It’s rare that one could write a book about a tragedy and make it seem so… un-tragic. There’s hardly any conflict, and if it does arise, it’s resolved too quickly for it to have an impact. Right from the beginning, the book gave me this country-song-with-trucks-and-beers-and-blond-girls vibe, if you know what I mean. It’s so light and fluffy (like cotton candy if you will) – and I mean that almost literally – I already mentioned the large font. Add to that, each chapter is only about three pages long. You can rush through pages (and yet, at times it was so boring that it took me two weeks to read – that jar you see in the photo is what I place my “fines” in if I don’t finish a book in time)

The dialogues are so bad that had it tilted one degree over, it would go into the so-bad-it’s-good-category. Jack and Lizzie have been married since they were in high school, but it’s on his deathbed that he asks her how old her twin sister was when she died and what killed her. Sounds like a pretty important conversation to have been postponed for so long.
There was another dialogue between Mikki, the eldest daughter, and Liam, a boy she met during the summer that went like this:
“Your mom is really cool, Liam.”
“I don’t even remember my dad.”
Liam, kid, she did not say a word about your dad; what kind of a response is that?

One Summer had some really unnatural and disconnected dialogues. Real people just don’t talk this way. And, oh, because Mikki is a teenager, she adds “Like” everywhere in a sentence, like, after every, like, other word. Ugh, please!

The author has also been rather judgmental about the clothes his characters wear. For example, there’s a character named Tiffany Murdoch who’s a stereotypical mean girl. We know this even before she throws her mean weight around because she wears “tiny shorts” and other outfits described as “skimpy”. Her mother is just the same and wears clothes that “do not suit her age”. Wow, talk about all kinds of shaming. On the other hand, Mikki is real nice because she wears “knee-length shorts” and Blake Saunders (another minor character) tells her, “Other girls are easy to read. You’re not like them.” and she’s pleased as hell with her knee-length shorts-wearing brains.
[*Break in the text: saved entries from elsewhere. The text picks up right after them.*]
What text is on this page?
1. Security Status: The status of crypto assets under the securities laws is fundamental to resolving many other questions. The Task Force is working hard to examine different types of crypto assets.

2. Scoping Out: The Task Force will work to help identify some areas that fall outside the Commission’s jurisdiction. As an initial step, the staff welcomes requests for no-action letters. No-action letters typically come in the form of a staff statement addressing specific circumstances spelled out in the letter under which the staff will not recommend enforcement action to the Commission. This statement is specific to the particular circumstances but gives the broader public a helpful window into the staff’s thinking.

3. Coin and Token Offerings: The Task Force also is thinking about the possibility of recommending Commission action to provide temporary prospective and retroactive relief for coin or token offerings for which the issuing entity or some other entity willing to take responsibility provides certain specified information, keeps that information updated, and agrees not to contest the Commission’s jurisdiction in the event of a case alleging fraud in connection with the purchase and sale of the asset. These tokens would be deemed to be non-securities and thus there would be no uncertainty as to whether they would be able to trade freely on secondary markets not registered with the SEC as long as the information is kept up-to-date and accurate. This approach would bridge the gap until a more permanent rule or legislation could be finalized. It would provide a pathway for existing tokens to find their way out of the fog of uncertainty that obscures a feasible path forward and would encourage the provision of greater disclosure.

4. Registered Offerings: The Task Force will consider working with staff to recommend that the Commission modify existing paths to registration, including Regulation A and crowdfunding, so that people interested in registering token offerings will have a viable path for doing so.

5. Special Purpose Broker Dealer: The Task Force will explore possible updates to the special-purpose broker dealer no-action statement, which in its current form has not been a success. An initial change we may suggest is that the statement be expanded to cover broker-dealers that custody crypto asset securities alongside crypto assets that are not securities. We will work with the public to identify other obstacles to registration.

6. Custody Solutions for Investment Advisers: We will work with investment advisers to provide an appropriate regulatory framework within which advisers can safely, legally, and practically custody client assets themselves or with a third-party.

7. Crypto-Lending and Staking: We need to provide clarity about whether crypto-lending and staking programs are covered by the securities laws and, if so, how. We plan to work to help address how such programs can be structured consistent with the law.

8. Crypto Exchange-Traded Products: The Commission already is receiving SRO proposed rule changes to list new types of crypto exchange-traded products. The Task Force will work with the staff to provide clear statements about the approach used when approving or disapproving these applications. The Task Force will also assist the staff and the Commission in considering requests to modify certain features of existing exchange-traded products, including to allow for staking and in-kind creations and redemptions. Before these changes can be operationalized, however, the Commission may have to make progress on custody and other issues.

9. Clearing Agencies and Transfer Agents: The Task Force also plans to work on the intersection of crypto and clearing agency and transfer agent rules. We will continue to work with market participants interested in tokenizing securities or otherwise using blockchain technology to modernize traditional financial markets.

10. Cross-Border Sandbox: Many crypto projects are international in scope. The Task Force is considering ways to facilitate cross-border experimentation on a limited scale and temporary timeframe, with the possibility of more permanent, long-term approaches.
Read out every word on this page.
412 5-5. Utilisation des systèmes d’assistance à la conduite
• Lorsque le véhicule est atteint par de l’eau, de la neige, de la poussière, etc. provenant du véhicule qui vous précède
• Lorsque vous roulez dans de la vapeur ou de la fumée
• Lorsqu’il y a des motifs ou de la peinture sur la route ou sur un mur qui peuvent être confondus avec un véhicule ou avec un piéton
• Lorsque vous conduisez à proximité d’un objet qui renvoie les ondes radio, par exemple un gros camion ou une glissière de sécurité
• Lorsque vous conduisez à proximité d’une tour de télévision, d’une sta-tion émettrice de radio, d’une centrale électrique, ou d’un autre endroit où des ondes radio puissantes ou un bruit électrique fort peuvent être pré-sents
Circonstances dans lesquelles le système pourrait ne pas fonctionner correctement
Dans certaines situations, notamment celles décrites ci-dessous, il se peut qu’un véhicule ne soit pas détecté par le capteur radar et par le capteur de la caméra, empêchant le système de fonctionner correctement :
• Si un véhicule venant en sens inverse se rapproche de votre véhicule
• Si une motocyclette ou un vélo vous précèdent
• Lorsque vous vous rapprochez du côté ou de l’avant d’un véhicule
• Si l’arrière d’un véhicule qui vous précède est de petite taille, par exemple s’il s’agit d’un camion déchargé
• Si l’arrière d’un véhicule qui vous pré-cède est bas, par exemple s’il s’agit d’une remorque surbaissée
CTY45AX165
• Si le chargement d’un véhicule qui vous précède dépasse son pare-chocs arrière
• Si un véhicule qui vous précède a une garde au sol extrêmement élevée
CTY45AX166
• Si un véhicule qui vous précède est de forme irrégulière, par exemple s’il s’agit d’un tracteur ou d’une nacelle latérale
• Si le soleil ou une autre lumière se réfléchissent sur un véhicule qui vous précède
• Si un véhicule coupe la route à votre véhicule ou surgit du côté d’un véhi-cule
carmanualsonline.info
Have I mentioned how much I disliked the prose? Well, I’ll just mention it again so you understand the extent of my pissed-off-ness. I mean, I couldn’t even find a quote to put at the top.

I’ve heard that this isn’t a typical Baldacci book. Unfortunately for me this is the first one I picked up. While his other works may fall into other genres, I don’t think there’s any cure for poor prose and bad dialogue (and mean girls in skimpy outfits). Reason enough for me to stay away.